Она поднесла фотографию к свету. У Нины не было ничего, кроме этого снимка, чтобы напомнить себе, как выглядел ее любимый. Поистине страшно делается, когда подумаешь, как стираются из памяти лица дорогих тебе людей. Бывали моменты, когда Джулия уже не могла вспомнить лицо Пола. К счастью, у нее сохранилось множество снимков. Вот Пол с гордой улыбкой держит ее, совсем маленькую, на коленях; а вот она, уже постарше, качается, с разметавшимися рыжими косичками, у него на руках. Картинки из счастливого времени… не то что последние фотографии, на которых Пол, в военной форме, с обритой головой, был сам на себя не похож. На последнем присланном им снимке, размытом «полароиде», он стоял в армейских шортах перед дорожным указателем, гласившим: «САЙГОН, 15 КМ». Снизу кто-то приписал: «Преисподняя, 10 км». Пол выглядел старше своих лет, на лице его застыло жесткое, напряженное выражение.
Джулия закрыла глаза. Пол был так молод — он ни в чем не виноват. Может быть, и никто ни в чем не виноват.
Она положила фотографию Гарри на стол и взяла другую, на которой были запечатлены пожилая женщина в элегантном костюме, пара средних лет и мальчик-подросток. Они стояли, улыбаясь, на залитом солнцем приморском бульваре Брайтона. В мальчике Джулия узнала Роберта.
— Это Катина дочь Ирина, приезжавшая к нам в гости из Мексики, — пояснила Нина. — С Робертом, Джимми и Верой. Джимми умер через несколько недель от инфаркта. Это было как гром среди ясного неба, и Вера ужасно страдала. Они так любили друг друга.
Джулия посмотрела на эту женщину — свою бабушку. Что еще рассказать ей?

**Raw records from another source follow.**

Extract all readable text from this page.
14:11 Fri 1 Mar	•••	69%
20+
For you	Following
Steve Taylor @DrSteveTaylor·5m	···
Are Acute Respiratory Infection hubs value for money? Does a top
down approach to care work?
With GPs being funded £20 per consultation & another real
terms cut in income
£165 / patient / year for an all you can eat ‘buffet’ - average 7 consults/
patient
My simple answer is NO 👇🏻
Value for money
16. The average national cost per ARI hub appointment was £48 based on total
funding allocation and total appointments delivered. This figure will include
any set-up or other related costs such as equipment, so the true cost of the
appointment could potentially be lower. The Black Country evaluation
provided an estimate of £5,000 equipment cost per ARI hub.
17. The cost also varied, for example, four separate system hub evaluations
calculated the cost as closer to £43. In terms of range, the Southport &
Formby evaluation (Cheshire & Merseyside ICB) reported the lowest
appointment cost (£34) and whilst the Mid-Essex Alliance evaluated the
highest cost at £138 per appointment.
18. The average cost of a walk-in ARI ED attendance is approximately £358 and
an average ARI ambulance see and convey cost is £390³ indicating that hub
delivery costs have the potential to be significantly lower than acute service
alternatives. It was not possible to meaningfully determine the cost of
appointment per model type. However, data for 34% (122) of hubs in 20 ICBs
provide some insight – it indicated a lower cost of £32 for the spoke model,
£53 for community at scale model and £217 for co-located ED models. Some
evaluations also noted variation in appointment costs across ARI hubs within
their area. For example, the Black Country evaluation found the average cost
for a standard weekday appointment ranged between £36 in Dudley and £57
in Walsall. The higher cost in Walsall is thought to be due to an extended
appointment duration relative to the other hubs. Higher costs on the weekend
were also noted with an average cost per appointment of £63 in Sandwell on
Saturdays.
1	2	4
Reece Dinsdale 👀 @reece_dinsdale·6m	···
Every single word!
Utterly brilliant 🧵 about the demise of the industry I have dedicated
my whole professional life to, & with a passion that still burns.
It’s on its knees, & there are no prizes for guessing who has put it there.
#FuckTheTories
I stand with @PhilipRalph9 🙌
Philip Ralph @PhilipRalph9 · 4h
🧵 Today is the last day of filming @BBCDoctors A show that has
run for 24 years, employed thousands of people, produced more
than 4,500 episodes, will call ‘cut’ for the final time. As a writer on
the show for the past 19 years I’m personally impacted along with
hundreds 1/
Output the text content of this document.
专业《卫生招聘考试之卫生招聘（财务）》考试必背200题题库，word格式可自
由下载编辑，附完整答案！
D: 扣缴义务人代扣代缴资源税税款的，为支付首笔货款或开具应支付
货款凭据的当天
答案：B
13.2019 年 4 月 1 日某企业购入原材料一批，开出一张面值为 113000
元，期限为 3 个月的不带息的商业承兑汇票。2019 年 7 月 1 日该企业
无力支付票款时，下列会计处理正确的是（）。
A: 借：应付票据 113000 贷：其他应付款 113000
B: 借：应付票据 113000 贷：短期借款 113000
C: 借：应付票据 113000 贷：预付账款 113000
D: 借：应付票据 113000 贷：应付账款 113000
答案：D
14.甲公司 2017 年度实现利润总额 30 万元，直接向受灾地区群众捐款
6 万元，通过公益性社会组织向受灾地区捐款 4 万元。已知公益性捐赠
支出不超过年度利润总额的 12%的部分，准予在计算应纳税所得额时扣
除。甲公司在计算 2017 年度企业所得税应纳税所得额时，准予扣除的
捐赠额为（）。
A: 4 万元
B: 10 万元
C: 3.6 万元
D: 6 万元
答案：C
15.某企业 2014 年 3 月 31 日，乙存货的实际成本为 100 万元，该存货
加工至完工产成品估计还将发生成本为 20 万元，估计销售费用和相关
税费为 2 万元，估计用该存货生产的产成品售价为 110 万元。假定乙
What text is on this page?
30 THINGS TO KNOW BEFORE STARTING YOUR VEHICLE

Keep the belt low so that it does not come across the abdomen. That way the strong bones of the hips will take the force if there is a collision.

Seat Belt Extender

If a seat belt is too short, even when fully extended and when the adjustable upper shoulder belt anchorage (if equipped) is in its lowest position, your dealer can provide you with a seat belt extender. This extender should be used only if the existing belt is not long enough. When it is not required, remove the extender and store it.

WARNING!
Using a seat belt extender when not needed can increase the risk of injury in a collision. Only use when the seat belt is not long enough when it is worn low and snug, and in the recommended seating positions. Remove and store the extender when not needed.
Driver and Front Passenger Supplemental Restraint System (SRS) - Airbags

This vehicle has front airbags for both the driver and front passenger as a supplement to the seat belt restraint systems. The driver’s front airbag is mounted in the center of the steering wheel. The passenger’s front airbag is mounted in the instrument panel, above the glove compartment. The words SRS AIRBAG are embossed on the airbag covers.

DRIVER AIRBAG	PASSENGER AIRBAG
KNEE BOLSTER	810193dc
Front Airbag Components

— Помню, как-то раз я разругалась с папой и ляпнула что-то маме. Так вот, она была просто вне себя — за всю жизнь она лишь несколько раз так разозлилась. Она не повышала голос и ничего такого, а просто сказала очень спокойно: «Твой отец всегда был мне прекрасным мужем. Он никогда мне не изменял». Верность значила для мамы очень много, потому что ее собственный отец был бабником. Она всегда говорила, что дома он был очень ласковым и разговорчивым, но на него ни в чем нельзя было положиться, и ее матери часто приходилось брать на дом стирку, чтобы прокормить их. Он по месяцам пропадал где-то с другими женщинами, и мама со своей сестрой Молли всегда подозревали, что у них есть единокровные братья и сестры. В конце концов он сгинул навсегда, и они так и не узнали, что с ним случилось. После всего, что мама вытерпела от отца, папа стал для нее воплощением мечты.